— А нельзя их куда-нибудь пристроить, неподалеку, на время? — Такого предательства мы не ожидали! И, позабыв про конспирацию, взлетели по лестнице как бравые матросы по вантам.
Папа и дядя Коля вытаращили на нас глаза. Они сидели, развалившись, на сене. Между ними лежала раскрытая шахматная доска, на которой вместо фигур были расставлены по клеточкам бутылка самогона, блюдечко с салом и зеленым луком, хлеб, папины сигареты.
Я не дал этим заговорщикам сказать ни слова и сразу выдвинул наше требование.
— Вот что, тятенька. Если вы нас куда-нибудь попробуете сбагрить, то маме сейчас же станет известно, в какие шахматы вы тут играете, да еще и курите на сене. — Они молча переглянулись.
— Я не курю, — попытался оправдаться дядя Коля. — Я вообще не курю. Бросил. И отец бросит.
— Это гнусный шантаж, — сказал папа.
Я безразлично пожал плечами. А Лешка добавил:
— Вы без нас все равно с ними не справитесь. А у нас уже есть опыт. Не первый раз бандитов повязываем. И не таких.

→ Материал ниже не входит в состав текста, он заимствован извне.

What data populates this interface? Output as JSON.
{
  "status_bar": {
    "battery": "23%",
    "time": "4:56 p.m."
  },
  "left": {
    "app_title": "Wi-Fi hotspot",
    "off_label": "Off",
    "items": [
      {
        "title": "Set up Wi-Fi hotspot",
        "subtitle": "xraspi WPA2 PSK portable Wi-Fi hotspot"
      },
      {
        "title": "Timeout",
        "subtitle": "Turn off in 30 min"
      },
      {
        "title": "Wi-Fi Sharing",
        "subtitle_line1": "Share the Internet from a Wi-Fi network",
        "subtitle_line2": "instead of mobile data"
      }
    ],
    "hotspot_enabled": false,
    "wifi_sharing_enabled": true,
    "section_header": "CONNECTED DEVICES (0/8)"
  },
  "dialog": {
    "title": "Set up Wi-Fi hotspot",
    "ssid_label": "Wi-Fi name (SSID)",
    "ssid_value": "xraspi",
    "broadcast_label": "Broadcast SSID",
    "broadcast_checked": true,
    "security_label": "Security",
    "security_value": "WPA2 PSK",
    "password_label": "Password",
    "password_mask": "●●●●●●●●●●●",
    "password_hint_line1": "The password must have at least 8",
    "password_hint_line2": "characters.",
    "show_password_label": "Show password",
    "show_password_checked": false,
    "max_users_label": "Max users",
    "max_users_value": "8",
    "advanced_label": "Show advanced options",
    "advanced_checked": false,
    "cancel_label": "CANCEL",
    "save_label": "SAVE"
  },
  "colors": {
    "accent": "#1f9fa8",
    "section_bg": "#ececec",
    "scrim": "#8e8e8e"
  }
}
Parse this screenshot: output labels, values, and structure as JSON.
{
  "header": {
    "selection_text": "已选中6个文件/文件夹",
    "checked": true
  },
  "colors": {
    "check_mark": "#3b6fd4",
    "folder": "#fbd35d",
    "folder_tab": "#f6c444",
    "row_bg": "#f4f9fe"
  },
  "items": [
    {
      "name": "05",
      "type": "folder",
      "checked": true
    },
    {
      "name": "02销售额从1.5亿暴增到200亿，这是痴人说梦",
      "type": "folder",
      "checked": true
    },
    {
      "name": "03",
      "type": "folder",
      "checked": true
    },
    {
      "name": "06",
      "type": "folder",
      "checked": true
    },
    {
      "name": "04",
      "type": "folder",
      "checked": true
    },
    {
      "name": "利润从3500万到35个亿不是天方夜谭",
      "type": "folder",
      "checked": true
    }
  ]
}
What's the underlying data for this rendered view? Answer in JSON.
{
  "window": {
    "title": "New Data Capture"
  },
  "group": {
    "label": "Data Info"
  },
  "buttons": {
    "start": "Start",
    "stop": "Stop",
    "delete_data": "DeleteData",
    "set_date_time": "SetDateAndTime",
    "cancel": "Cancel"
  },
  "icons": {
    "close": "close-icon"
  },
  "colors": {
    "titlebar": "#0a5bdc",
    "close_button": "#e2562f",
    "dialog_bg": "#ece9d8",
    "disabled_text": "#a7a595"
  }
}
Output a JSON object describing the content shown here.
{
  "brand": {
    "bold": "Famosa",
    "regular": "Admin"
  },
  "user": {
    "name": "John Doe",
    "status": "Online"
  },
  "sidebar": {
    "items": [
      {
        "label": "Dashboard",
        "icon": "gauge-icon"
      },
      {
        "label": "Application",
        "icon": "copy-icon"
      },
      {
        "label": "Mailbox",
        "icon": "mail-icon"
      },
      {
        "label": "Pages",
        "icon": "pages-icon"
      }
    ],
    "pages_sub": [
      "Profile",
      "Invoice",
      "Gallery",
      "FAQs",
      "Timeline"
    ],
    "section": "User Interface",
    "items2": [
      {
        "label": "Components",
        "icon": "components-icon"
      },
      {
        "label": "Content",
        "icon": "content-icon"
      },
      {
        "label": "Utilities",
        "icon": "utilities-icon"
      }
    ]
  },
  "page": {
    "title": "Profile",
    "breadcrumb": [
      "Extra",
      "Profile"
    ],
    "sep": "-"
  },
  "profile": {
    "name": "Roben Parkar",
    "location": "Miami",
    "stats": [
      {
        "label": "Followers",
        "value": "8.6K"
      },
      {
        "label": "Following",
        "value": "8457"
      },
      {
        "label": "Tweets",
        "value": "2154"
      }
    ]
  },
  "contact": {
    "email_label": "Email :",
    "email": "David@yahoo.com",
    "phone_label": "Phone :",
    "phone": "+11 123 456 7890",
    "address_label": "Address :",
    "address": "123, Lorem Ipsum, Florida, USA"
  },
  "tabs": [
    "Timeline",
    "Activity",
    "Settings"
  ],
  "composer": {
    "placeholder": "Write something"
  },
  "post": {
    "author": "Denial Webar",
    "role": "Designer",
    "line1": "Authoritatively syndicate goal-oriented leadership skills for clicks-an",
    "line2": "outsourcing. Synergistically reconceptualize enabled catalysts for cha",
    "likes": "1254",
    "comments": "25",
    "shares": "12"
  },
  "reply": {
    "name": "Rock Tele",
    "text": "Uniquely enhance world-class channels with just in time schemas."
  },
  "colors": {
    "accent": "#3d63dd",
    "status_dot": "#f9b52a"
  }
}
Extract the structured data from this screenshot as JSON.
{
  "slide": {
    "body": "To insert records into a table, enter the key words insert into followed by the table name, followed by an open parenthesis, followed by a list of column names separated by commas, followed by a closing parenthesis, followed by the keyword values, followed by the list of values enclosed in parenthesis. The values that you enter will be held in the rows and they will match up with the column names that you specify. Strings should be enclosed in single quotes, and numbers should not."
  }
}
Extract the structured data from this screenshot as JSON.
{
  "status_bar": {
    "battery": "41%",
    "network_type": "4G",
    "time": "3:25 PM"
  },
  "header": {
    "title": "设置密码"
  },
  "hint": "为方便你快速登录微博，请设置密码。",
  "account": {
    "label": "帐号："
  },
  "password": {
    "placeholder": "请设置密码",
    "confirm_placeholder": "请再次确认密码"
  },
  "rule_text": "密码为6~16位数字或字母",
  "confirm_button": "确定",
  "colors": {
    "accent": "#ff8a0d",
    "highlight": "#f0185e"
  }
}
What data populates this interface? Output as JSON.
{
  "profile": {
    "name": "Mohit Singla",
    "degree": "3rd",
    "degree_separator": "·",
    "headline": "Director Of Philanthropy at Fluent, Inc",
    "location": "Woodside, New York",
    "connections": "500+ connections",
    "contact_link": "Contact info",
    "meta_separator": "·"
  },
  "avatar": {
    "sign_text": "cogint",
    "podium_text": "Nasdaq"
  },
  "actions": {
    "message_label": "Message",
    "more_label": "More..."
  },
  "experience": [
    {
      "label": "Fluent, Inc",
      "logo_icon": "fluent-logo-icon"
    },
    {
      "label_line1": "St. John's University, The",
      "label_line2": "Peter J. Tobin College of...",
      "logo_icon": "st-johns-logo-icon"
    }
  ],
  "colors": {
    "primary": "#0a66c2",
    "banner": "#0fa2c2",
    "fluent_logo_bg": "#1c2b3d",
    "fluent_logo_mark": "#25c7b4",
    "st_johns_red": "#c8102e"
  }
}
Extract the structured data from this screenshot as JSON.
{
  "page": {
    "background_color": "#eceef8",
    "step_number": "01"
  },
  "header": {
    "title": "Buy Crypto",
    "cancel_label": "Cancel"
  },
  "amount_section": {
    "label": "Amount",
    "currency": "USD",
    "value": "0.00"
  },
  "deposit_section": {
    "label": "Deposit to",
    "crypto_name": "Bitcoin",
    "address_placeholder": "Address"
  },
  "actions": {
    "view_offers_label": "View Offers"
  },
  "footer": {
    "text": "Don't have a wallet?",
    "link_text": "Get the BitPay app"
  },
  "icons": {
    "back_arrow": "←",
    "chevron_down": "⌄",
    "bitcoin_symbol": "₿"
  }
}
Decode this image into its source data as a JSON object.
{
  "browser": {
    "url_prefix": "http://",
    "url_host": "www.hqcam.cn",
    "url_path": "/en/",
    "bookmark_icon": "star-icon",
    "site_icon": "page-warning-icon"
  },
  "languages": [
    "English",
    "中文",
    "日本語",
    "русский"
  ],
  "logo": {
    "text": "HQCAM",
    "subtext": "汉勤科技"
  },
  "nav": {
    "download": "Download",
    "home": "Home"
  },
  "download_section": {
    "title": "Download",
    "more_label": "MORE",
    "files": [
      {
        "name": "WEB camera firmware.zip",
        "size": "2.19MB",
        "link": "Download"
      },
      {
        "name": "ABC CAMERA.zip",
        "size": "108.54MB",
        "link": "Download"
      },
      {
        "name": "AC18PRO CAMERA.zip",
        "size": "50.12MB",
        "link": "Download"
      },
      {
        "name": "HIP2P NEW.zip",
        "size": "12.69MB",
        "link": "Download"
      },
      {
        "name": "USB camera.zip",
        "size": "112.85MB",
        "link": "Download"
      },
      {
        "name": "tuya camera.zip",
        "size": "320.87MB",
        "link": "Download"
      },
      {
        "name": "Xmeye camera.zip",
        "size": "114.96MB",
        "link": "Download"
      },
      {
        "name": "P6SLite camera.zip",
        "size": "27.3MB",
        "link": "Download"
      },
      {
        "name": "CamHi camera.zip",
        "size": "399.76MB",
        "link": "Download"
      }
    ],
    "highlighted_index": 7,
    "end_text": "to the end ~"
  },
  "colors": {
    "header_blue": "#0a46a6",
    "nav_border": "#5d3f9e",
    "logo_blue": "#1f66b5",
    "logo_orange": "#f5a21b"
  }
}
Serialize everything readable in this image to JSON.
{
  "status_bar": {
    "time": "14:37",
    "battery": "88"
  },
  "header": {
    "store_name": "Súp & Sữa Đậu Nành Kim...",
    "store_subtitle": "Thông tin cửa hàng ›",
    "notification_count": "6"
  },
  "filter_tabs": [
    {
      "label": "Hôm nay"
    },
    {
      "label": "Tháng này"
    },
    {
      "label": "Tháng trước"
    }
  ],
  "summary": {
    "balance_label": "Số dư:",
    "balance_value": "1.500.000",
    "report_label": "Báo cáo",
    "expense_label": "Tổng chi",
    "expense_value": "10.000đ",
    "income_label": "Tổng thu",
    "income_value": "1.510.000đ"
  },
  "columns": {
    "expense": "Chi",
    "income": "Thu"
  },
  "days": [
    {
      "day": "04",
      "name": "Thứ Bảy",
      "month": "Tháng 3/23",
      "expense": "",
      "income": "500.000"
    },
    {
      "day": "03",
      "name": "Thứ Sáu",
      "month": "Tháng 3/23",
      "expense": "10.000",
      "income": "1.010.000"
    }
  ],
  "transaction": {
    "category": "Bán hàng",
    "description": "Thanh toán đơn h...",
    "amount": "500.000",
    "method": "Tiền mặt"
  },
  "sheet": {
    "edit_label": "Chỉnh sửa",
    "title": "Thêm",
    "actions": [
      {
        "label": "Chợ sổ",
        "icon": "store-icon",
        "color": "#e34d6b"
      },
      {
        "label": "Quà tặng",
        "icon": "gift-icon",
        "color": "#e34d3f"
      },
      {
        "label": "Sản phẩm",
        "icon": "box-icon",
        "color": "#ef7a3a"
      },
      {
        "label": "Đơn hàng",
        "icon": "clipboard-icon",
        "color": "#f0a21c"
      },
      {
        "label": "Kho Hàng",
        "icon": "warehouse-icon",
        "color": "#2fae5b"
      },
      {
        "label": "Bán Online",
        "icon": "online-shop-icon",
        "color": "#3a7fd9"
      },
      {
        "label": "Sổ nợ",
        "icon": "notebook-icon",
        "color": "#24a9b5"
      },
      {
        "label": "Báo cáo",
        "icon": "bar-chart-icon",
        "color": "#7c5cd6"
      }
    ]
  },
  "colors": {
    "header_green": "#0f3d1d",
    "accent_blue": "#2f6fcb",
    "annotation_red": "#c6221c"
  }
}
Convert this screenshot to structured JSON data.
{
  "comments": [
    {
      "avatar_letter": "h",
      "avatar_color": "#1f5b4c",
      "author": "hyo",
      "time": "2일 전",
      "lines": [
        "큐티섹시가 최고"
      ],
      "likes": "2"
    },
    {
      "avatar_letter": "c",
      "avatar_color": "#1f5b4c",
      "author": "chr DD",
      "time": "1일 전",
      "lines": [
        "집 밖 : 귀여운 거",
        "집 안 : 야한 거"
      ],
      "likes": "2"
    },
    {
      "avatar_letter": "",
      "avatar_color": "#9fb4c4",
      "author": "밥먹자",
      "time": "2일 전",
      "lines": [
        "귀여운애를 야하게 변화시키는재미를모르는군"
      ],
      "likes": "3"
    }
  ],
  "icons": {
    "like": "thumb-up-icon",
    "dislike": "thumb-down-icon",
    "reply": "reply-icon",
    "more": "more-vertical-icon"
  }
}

Отцы-командиры снова переглянулись. Уже безнадежно, дядя Коля хотел что-то сказать, но папа его остановил:
— Бесполезно. Ты их не знаешь…
И в это время пришла мама позвать нас на чай. Дядя Коля с папой действовали мгновенно и не сговариваясь: один смахнул закуску в сено и бросил на доску горсть настоящих шахматных фигур, другой сунул в стоящий рядом сапог недопитую бутылку. И оба жалобно посмотрели на нас. Я понял: победили!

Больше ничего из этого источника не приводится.